De jure administrative division of Taiwan

Historical location of Fujian Province in the Republic of China (1912–1949)

Fuchien (Mandarin pronunciation: ), formerly romanized as Fukien, is an administrative division (or province) of the Republic of China, whose constitution retains provinces as a titular division with no practical administrative function.

The province includes three small archipelagos off the coast of Fujian Province of the People's Republic of China, namely the Matsu Islands, which make up Lienchiang County, and the Wuqiu Islands and Kinmen Islands, which make up Kinmen County. Its administrative center is the Kinmen-Matsu Joint Services Center in Jincheng, Kinmen, serving as its de facto capital.

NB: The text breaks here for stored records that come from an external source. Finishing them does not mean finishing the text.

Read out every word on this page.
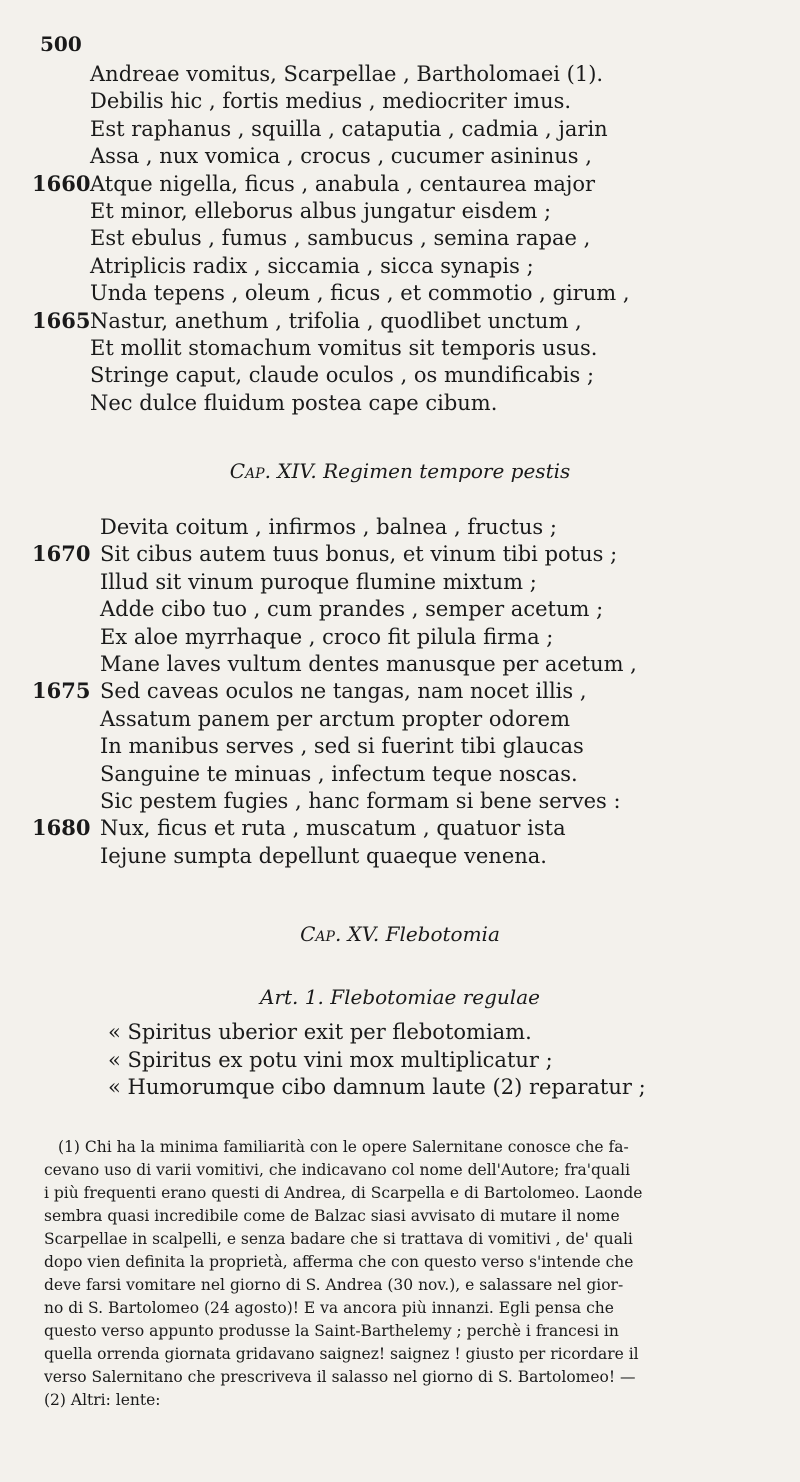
500
Andreae vomitus, Scarpellae , Bartholomaei (1).
Debilis hic , fortis medius , mediocriter imus.
Est raphanus , squilla , cataputia , cadmia , jarin
Assa , nux vomica , crocus , cucumer asininus ,
1660 Atque nigella, ficus , anabula , centaurea major
Et minor, elleborus albus jungatur eisdem ;
Est ebulus , fumus , sambucus , semina rapae ,
Atriplicis radix , siccamia , sicca synapis ;
Unda tepens , oleum , ficus , et commotio , girum ,
1665 Nastur, anethum , trifolia , quodlibet unctum ,
Et mollit stomachum vomitus sit temporis usus.
Stringe caput, claude oculos , os mundificabis ;
Nec dulce fluidum postea cape cibum.
Cap. XIV. Regimen tempore pestis
Devita coitum , infirmos , balnea , fructus ;
1670 Sit cibus autem tuus bonus, et vinum tibi potus ;
Illud sit vinum puroque flumine mixtum ;
Adde cibo tuo , cum prandes , semper acetum ;
Ex aloe myrrhaque , croco fit pilula firma ;
Mane laves vultum dentes manusque per acetum ,
1675 Sed caveas oculos ne tangas, nam nocet illis ,
Assatum panem per arctum propter odorem
In manibus serves , sed si fuerint tibi glaucas
Sanguine te minuas , infectum teque noscas.
Sic pestem fugies , hanc formam si bene serves :
1680 Nux, ficus et ruta , muscatum , quatuor ista
Iejune sumpta depellunt quaeque venena.
Cap. XV. Flebotomia
Art. 1. Flebotomiae regulae
« Spiritus uberior exit per flebotomiam.
« Spiritus ex potu vini mox multiplicatur ;
« Humorumque cibo damnum laute (2) reparatur ;
(1) Chi ha la minima familiarità con le opere Salernitane conosce che fa-
cevano uso di varii vomitivi, che indicavano col nome dell'Autore; fra'quali
i più frequenti erano questi di Andrea, di Scarpella e di Bartolomeo. Laonde
sembra quasi incredibile come de Balzac siasi avvisato di mutare il nome
Scarpellae in scalpelli, e senza badare che si trattava di vomitivi , de' quali
dopo vien definita la proprietà, afferma che con questo verso s'intende che
deve farsi vomitare nel giorno di S. Andrea (30 nov.), e salassare nel gior-
no di S. Bartolomeo (24 agosto)! E va ancora più innanzi. Egli pensa che
questo verso appunto produsse la Saint-Barthelemy ; perchè i francesi in
quella orrenda giornata gridavano saignez! saignez ! giusto per ricordare il
verso Salernitano che prescriveva il salasso nel giorno di S. Bartolomeo! —
(2) Altri: lente:
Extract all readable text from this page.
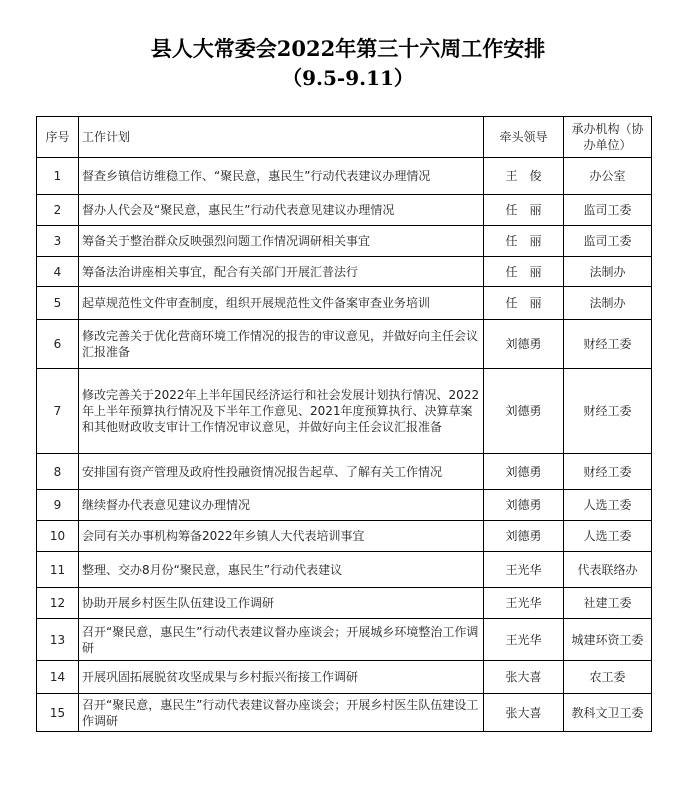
县人大常委会2022年第三十六周工作安排
（9.5-9.11）
序号	工作计划	牵头领导	承办机构（协办单位）
1	督查乡镇信访维稳工作、“聚民意，惠民生”行动代表建议办理情况	王　俊	办公室
2	督办人代会及“聚民意，惠民生”行动代表意见建议办理情况	任　丽	监司工委
3	筹备关于整治群众反映强烈问题工作情况调研相关事宜	任　丽	监司工委
4	筹备法治讲座相关事宜，配合有关部门开展汇普法行	任　丽	法制办
5	起草规范性文件审查制度，组织开展规范性文件备案审查业务培训	任　丽	法制办
6	修改完善关于优化营商环境工作情况的报告的审议意见，并做好向主任会议汇报准备	刘德勇	财经工委
7	修改完善关于2022年上半年国民经济运行和社会发展计划执行情况、2022年上半年预算执行情况及下半年工作意见、2021年度预算执行、决算草案和其他财政收支审计工作情况审议意见，并做好向主任会议汇报准备	刘德勇	财经工委
8	安排国有资产管理及政府性投融资情况报告起草、了解有关工作情况	刘德勇	财经工委
9	继续督办代表意见建议办理情况	刘德勇	人选工委
10	会同有关办事机构筹备2022年乡镇人大代表培训事宜	刘德勇	人选工委
11	整理、交办8月份“聚民意，惠民生”行动代表建议	王光华	代表联络办
12	协助开展乡村医生队伍建设工作调研	王光华	社建工委
13	召开“聚民意，惠民生”行动代表建议督办座谈会；开展城乡环境整治工作调研	王光华	城建环资工委
14	开展巩固拓展脱贫攻坚成果与乡村振兴衔接工作调研	张大喜	农工委
15	召开“聚民意，惠民生”行动代表建议督办座谈会；开展乡村医生队伍建设工作调研	张大喜	教科文卫工委
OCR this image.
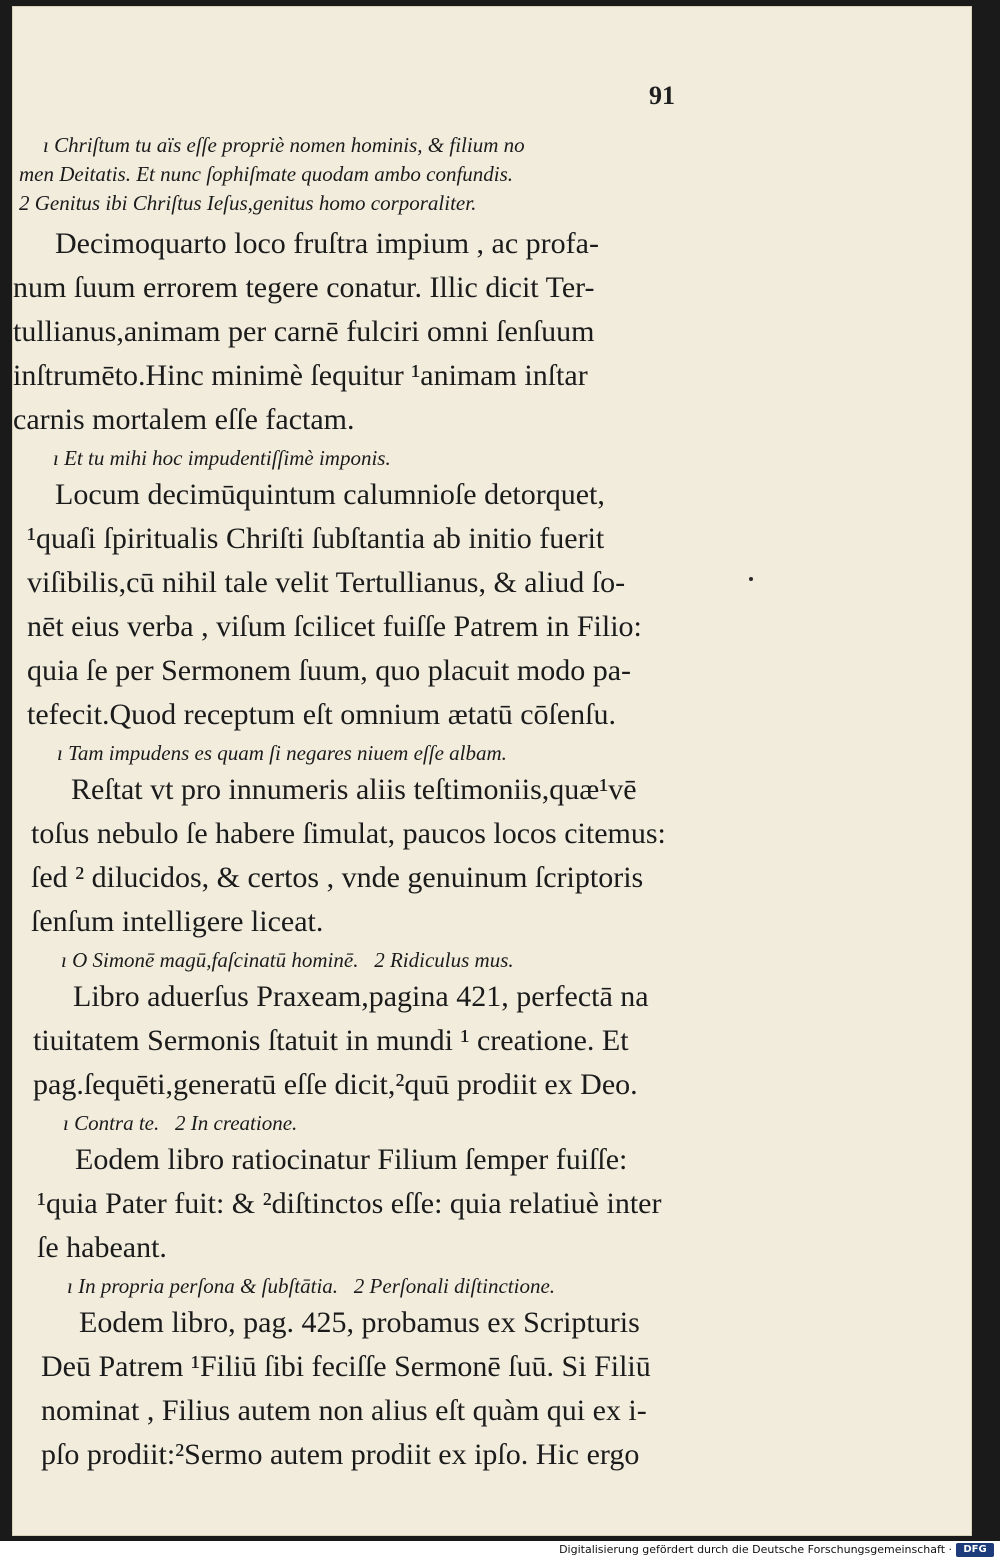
91
ı Chriſtum tu aïs eſſe propriè nomen hominis, & filium no
men Deitatis. Et nunc ſophiſmate quodam ambo confundis.
2 Genitus ibi Chriſtus Ieſus,genitus homo corporaliter.
Decimoquarto loco fruſtra impium , ac profa-
num ſuum errorem tegere conatur. Illic dicit Ter-
tullianus,animam per carnē fulciri omni ſenſuum
inſtrumēto.Hinc minimè ſequitur ¹animam inſtar
carnis mortalem eſſe factam.
ı Et tu mihi hoc impudentiſſimè imponis.
Locum decimūquintum calumnioſe detorquet,
¹quaſi ſpiritualis Chriſti ſubſtantia ab initio fuerit
viſibilis,cū nihil tale velit Tertullianus, & aliud ſo-
nēt eius verba , viſum ſcilicet fuiſſe Patrem in Filio:
quia ſe per Sermonem ſuum, quo placuit modo pa-
tefecit.Quod receptum eſt omnium ætatū cōſenſu.
ı Tam impudens es quam ſi negares niuem eſſe albam.
Reſtat vt pro innumeris aliis teſtimoniis,quæ¹vē
toſus nebulo ſe habere ſimulat, paucos locos citemus:
ſed ² dilucidos, & certos , vnde genuinum ſcriptoris
ſenſum intelligere liceat.
ı O Simonē magū,faſcinatū hominē.   2 Ridiculus mus.
Libro aduerſus Praxeam,pagina 421, perfectā na
tiuitatem Sermonis ſtatuit in mundi ¹ creatione. Et
pag.ſequēti,generatū eſſe dicit,²quū prodiit ex Deo.
ı Contra te.   2 In creatione.
Eodem libro ratiocinatur Filium ſemper fuiſſe:
¹quia Pater fuit: & ²diſtinctos eſſe: quia relatiuè inter
ſe habeant.
ı In propria perſona & ſubſtātia.   2 Perſonali diſtinctione.
Eodem libro, pag. 425, probamus ex Scripturis
Deū Patrem ¹Filiū ſibi feciſſe Sermonē ſuū. Si Filiū
nominat , Filius autem non alius eſt quàm qui ex i-
pſo prodiit:²Sermo autem prodiit ex ipſo. Hic ergo
Digitalisierung gefördert durch die Deutsche Forschungsgemeinschaft ·	DFG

The province is also known as the Golden Horse (金馬 (jīnmǎ, Kim-bé)), after the literal reading of the Chinese character abbreviation for "Kinmen-Matsu".

The People's Republic of China gained control of the mainland portion of the province in 1949 during the Chinese Civil War, and the islands are the only part left that remain ROC-controlled. The islands were under military administration during the Cold War; travel restrictions were not lifted until 1992. Provincial administration was transferred to the national and county governments in 1998 following government reforms, and the provincial government was practically abolished in 2018.

== History ==

=== Imperial China ===
The Han dynasty collapsed at the end of the 2nd century AD, paving the way for the Three Kingdoms era. Sun Quan, the founder of the Kingdom of Wu, spent nearly twenty years subduing the Shan Yue people, the branch of the Yue living in mountains.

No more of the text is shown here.